Thirty-two feeder watchers took part this year. There were 21 birders, including two new recruits, in the nine traditional areas including the Lake Huron shoreline hike.

“No rare birds were found, but interesting birds included a chipping sparrow, a breeding plumage bird at Willy Maenpaa’s feeders, and a rusty blackbird in the southwest area,” Mr. Bell added.

Most numerous birds this year were the 425 black-capped chickadees, 374 blue jays, 329 common ravens (a record high number) and 304 European starlings.

Horned larks are not unusual but a freshly hit road-killed bird near Providence Bay was the only one unlucky enough to make the list. More raptors than usual were counted this year. A sharp-shinned hawk checking out the feeder birds in Providence Bay and watched by Willy Maenpaa was only the fourth count sighting in 47 years. A northern harrier and two merlins were also unusual. The bald eagle count was low again this year. There were no owls.

The larger lakes and bays were ice free and small numbers of ducks were located.

Count day was just above freezing, with light winds but dull with periods of rain and snow. Snow cover was three to 17 centimetres. Many observers noted the absence of birds in the countryside. High numbers in November had dropped in December.

Bohemian waxwings, pine grosbeaks and evening grosbeaks, all missing last year, are settling in to spend the winter. Smaller winter finches were common redpoll and American goldfinches and a single pine siskin but no purple finches. Three common grackles and the rusty blackbird were the only blackbirds. Sparrow numbers were also down with few tree sparrows and dark-eyed juncos, two white-throated sparrows, one white-crowned sparrow and the rare single chipping sparrow.

The 32 feeder watchers reported 30 species. Newly recruited Mindemoya feeder watcher Maja Mielonen reported no fewer than 17 species including the rusty blackbird and the pine siskin in her garden. She wins the 2020 award for the most successful bird feeder.

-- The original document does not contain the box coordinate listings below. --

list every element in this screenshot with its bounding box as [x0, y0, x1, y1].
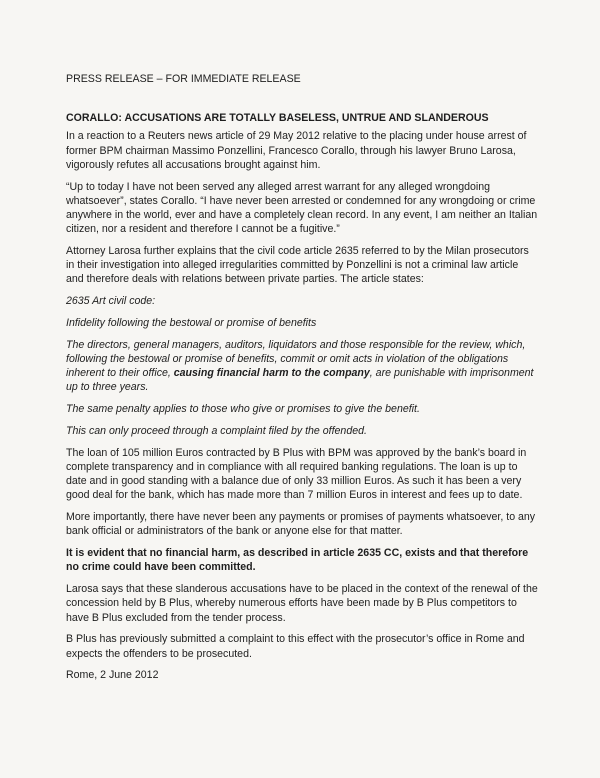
headline: CORALLO: ACCUSATIONS ARE TOTALLY BASELESS, UNTRUE AND SLANDEROUS	[66, 112, 489, 125]
code-body-start: The directors, general managers, auditors, liquidators and those responsible for the review, which, following the bestowal or promise of benefits, commit or omit acts in violation of the obligations inherent to their office,	[66, 338, 526, 380]
paragraph-payments: More importantly, there have never been any payments or promises of payments whatsoever, to any bank official or administrators of the bank or anyone else for that matter.	[66, 511, 536, 538]
paragraph-attorney: Attorney Larosa further explains that the civil code article 2635 referred to by the Milan prosecutors in their investigation into alleged irregularities committed by Ponzellini is not a criminal law article and therefore deals with relations between private parties. The article states:	[66, 245, 529, 286]
paragraph-quote: “Up to today I have not been served any alleged arrest warrant for any alleged wrongdoing whatsoever”, states Corallo. “I have never been arrested or condemned for any wrongdoing or crime anywhere in the world, ever and have a completely clean record. In any event, I am neither an Italian citizen, nor a resident and therefore I cannot be a fugitive.”	[66, 180, 538, 236]
code-title: Infidelity following the bestowal or promise of benefits	[66, 317, 317, 330]
paragraph-intro: In a reaction to a Reuters news article of 29 May 2012 relative to the placing under house arrest of former BPM chairman Massimo Ponzellini, Francesco Corallo, through his lawyer Bruno Larosa, vigorously refutes all accusations brought against him.	[66, 130, 527, 171]
code-reference: 2635 Art civil code:	[66, 295, 156, 308]
code-body-end: , are punishable with imprisonment up to three years.	[66, 367, 534, 394]
paragraph-loan: The loan of 105 million Euros contracted by B Plus with BPM was approved by the bank’s board in complete transparency and in compliance with all required banking regulations. The loan is up to date and in good standing with a balance due of only 33 million Euros. As such it has been a very good deal for the bank, which has made more than 7 million Euros in interest and fees up to date.	[66, 446, 527, 502]
paragraph-evident: It is evident that no financial harm, as described in article 2635 CC, exists and that therefore no crime could have been committed.	[66, 547, 529, 574]
release-header: PRESS RELEASE – FOR IMMEDIATE RELEASE	[66, 73, 301, 85]
paragraph-complaint: This can only proceed through a complaint filed by the offended.	[66, 425, 367, 438]
code-body-emphasis: causing financial harm to the company	[173, 367, 370, 380]
paragraph-context: Larosa says that these slanderous accusations have to be placed in the context of the renewal of the concession held by B Plus, whereby numerous efforts have been made by B Plus competitors to have B Plus excluded from the tender process.	[66, 583, 538, 624]
code-body	[66, 338, 538, 395]
paragraph-penalty: The same penalty applies to those who give or promises to give the benefit.	[66, 403, 420, 416]
paragraph-submitted: B Plus has previously submitted a complaint to this effect with the prosecutor’s office in Rome and expects the offenders to be prosecuted.	[66, 633, 525, 660]
dateline: Rome, 2 June 2012	[66, 669, 159, 682]
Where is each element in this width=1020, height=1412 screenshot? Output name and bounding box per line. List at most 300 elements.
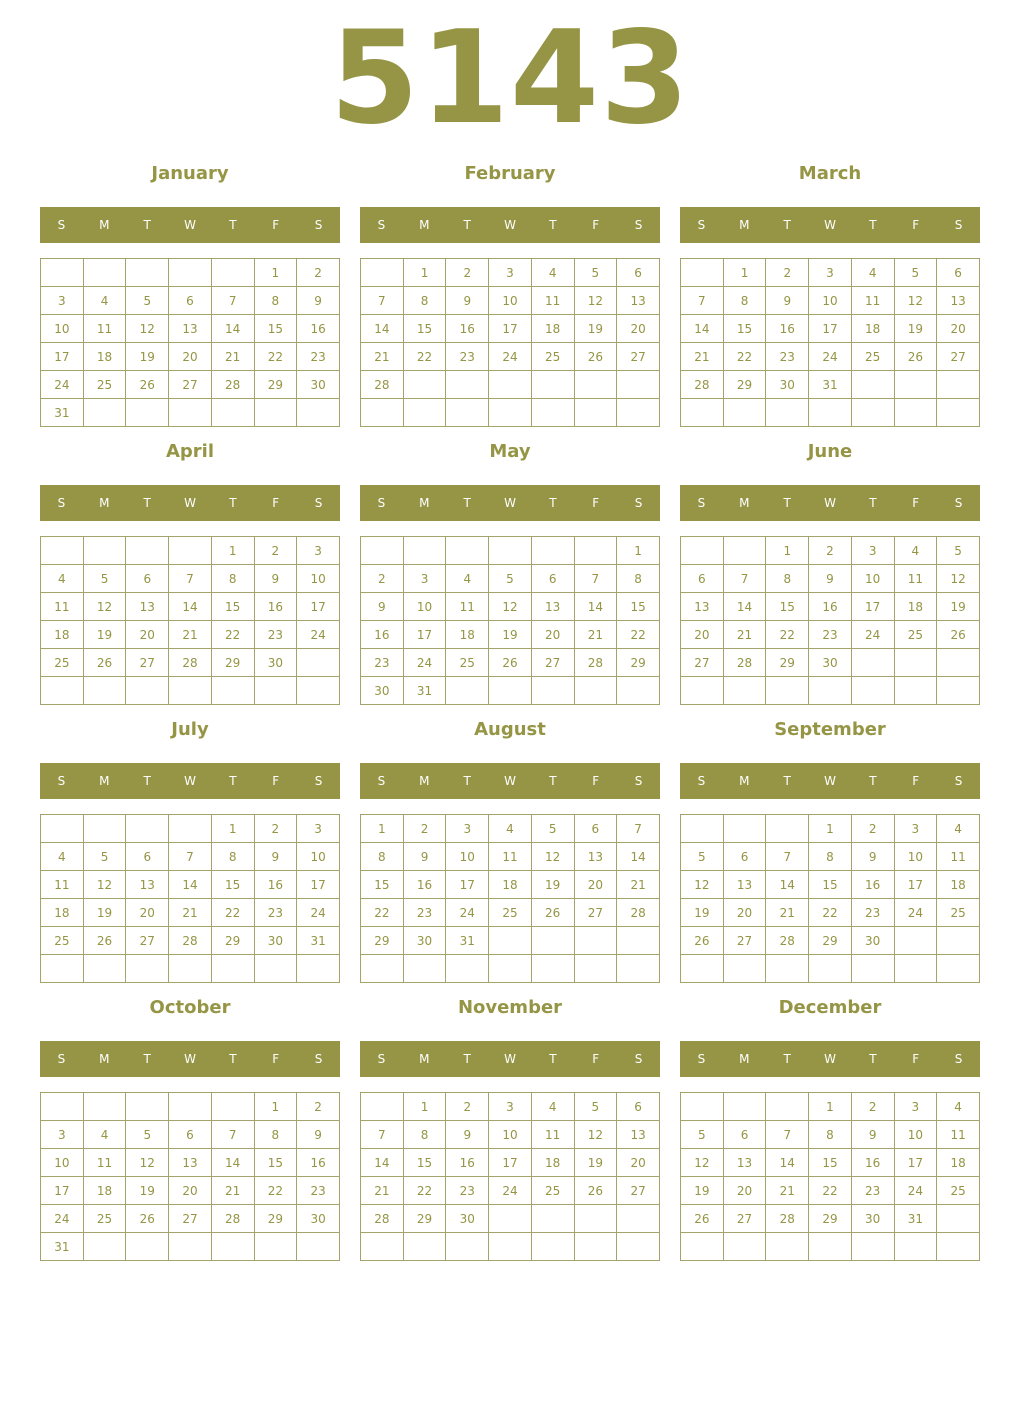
empty-day-cell [489,399,532,427]
day-cell: 24 [446,899,489,927]
day-cell: 31 [894,1205,937,1233]
empty-day-cell [41,259,84,287]
empty-day-cell [83,815,126,843]
day-cell: 2 [254,537,297,565]
week-row [361,259,660,287]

The following is a full list of the birds: two Canada geese, 20 black ducks, 95 Mallard ducks, two buffleheads, 17 common goldeneye, nine hooded mergansers, 44 common mergansers, six red-breasted mergansers, seven red-necked grebes, 10 ring-necked pheasant, four ruffed grouse, three sharp-tailed grouse, 48 rock pigeons, 101 mourning doves, 53 herring gulls, two common loons, one sharp-shinned hawk, 11 bald eagles, one northern harrier, four rough-legged hawks, 17 red-bellied woodpeckers, 35 downy woodpeckers, 34 hairy woodpeckers, 10 pileated woodpeckers, two merlin, two northern shrike, 390 blue jays, 175 American crows, 331 common ravens, one horned lark, 444 black-capped chickadees, 32 red-breasted nuthatch, 47 white-breasted nuthatch, 306 European starlings, 29 bohemian waxwing, 10 evening grosbeak, 24 pine grosbeak, 15 common redpoll, nine American goldfinch, one pine siskin, 30 snow buntings, seven American tree sparrows, one chipping sparrow, two white-throated sparrows, one white-crowned sparrow, eight dark-eyed juncos, one rusty blackbird, three common grackles and 25 northern cardinals.